Çalıştayda Ele Alınacak Başlıca Konular
Yurdakul, konuşmasında, “Aile Kurumu Çalıştayı” kapsamında 12 farklı başlık altında aile kurumunun sorunlarının masaya yatırılacağını belirtti. Bu başlıklar arasında toplumsal ve demografik değişimlerin aile üzerindeki etkileri, küresel tehditler, dijital ve madde bağımlılığı, bireyselleşme ve modernleşmenin aile yapısına etkileri gibi konuların bulunduğunu söyledi. Aynı zamanda ekonomi, eğitim, sağlık, din, sosyal hizmetler, çevre ve iklim gibi başlıklar da çalıştayın ana konuları arasında yer aldı.Çalıştayda, akademisyenler ve uzmanların bu konularda tespitlerde bulunacağını, sorunları belirleyip çözüm önerileri sunacaklarını dile getiren Yurdakul, bu çalışmaların Türk aile yapısının geleceğe hazırlanmasında önemli bir rol oynayacağını ifade etti. "Güçlü Türk Aile Yapısı, Sağlıklı Toplum ve Lider Ülke Türkiye" vizyonu doğrultusunda aile kurumunun korunmasının, Türkiye’nin sosyal ve ekonomik kalkınması açısından büyük bir öneme sahip olduğunu belirtti.
Aile Yapısına Yönelik Küresel Tehditler
Prof. Dr. Yurdakul, aile kurumunun küresel dinamikler ve sosyal değişimlerle karşı karşıya olduğu tehditleri de detaylı bir şekilde ele aldı. Dünyada yaşanan ekonomik krizler, teknolojik gelişmeler, dijitalleşme ve bireyselleşme gibi süreçlerin aile yapısında büyük değişimlere yol açtığını belirtti. Ayrıca, düzensiz kentleşme, göç hareketleri ve kültürel değerlerdeki erozyonlar aile yapısını zayıflatan unsurlar arasında sıralandı.
Aile kurumunun sağlam kalması için gerekli sosyal ve yasal önlemlerin alınması gerektiğini vurgulayan Yurdakul, medyanın tüketim odaklı materyalist yaşam tarzını teşvik eden içeriklerinin aileyi nasıl olumsuz etkilediğini açıkladı. Bu noktada, Türk milletinin tarih boyunca her türlü zorluğa dayanıklılık gösterdiğini, ancak bu yeni tehditlerle mücadele etmek için siyaset kurumunun gerekli önlemleri alması gerektiğini ifade etti.
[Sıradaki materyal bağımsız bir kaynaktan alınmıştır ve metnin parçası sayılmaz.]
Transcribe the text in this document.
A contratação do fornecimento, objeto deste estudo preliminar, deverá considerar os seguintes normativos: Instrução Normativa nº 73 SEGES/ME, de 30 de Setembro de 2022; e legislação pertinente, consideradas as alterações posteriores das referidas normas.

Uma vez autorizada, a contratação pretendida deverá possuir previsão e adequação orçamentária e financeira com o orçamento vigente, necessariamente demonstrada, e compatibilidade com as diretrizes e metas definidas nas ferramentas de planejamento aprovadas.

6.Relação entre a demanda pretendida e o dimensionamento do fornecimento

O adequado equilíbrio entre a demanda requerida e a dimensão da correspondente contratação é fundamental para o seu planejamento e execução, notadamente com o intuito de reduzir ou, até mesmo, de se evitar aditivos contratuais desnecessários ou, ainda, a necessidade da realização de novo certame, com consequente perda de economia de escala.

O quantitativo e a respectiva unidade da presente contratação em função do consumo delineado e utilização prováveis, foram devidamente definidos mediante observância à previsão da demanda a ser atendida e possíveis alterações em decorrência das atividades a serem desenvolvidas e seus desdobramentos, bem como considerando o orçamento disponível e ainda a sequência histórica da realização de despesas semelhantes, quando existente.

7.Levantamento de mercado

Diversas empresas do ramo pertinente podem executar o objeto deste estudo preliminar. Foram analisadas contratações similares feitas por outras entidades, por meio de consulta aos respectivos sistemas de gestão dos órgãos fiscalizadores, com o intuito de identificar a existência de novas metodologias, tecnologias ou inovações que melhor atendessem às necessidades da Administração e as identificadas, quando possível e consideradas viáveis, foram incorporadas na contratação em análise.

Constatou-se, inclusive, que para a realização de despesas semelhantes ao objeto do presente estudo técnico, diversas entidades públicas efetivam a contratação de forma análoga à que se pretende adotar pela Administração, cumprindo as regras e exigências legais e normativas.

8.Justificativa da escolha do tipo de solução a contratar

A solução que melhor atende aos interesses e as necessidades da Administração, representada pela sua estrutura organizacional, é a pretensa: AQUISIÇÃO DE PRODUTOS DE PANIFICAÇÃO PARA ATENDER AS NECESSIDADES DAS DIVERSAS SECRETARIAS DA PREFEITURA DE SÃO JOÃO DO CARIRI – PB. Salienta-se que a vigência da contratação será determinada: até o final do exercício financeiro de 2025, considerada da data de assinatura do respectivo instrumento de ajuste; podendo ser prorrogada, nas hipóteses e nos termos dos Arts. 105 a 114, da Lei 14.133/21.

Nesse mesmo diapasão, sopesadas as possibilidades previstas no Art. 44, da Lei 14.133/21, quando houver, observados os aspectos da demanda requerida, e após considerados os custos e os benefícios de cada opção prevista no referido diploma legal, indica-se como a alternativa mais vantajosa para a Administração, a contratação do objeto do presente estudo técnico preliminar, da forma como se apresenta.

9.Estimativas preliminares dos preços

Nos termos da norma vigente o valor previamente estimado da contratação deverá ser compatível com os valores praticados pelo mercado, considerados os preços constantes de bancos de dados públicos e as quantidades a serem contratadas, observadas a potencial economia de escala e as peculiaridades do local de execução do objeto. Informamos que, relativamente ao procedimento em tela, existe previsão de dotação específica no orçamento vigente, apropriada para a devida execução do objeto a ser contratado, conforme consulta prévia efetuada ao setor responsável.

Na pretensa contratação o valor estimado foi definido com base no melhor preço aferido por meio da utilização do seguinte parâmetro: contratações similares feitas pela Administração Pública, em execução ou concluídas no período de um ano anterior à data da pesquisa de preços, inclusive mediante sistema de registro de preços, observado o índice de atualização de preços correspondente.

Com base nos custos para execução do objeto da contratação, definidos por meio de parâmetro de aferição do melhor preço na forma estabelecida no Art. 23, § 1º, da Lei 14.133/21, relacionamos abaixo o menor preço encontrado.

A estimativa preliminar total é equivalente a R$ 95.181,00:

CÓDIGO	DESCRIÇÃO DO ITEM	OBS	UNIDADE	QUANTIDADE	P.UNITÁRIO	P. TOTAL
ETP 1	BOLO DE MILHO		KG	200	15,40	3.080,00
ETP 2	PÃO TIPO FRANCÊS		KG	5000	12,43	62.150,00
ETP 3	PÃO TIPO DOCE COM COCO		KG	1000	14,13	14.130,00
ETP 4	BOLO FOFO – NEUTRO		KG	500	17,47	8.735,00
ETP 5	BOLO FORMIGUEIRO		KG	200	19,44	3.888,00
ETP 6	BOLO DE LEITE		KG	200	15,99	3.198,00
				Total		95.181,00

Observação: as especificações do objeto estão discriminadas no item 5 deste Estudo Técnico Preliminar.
Çözüm Önerileri ve Çalıştayın Amacı
Yurdakul, çalıştayın temel amacının, Türk aile yapısını güçlendirmek ve geleceğe hazırlamak olduğunu belirterek, çözüm önerileri üzerinde durdu. Ailenin karşılaştığı sorunlara kalıcı çözümler bulunması gerektiğini vurgulayan Yurdakul, aile kurumunun güçlü olması durumunda Türk milletinin gelecekte de varlığını sürdürebileceğini ifade etti. Teknoloji, kentleşme ve demografik değişimlerin aile üzerindeki olumsuz etkilerini minimize edecek politikaların hayata geçirilmesi gerektiğini belirtti.Çalıştayın sonunda elde edilecek sonuçların, Türk toplumunun sosyal dayanıklılığını artıracağını söyleyen Yurdakul, bu süreçte aile yapısının korunmasının ve güçlendirilmesinin hayati bir öneme sahip olduğunu vurguladı.
Çalıştay Katılımcılarına Teşekkür
Konuşmasının sonunda Yurdakul, çalıştaya katkı sunan tüm katılımcılara teşekkür etti. Akademisyenler, bilim insanları, siyasetçiler, sivil toplum kuruluşları temsilcileri ve iş insanlarının bu süreçte sundukları bilgi ve tecrübelerin Türk aile yapısının güçlendirilmesine büyük katkı sağlayacağını belirtti. Ayrıca, çalıştayın düzenlenmesinde emeği geçen tüm ekiplere ve organizasyonun her aşamasında destek veren kişilere de şükranlarını sundu.Yurdakul, sözlerini çalıştayın Türk milletine hayırlı olması dilekleriyle tamamladı.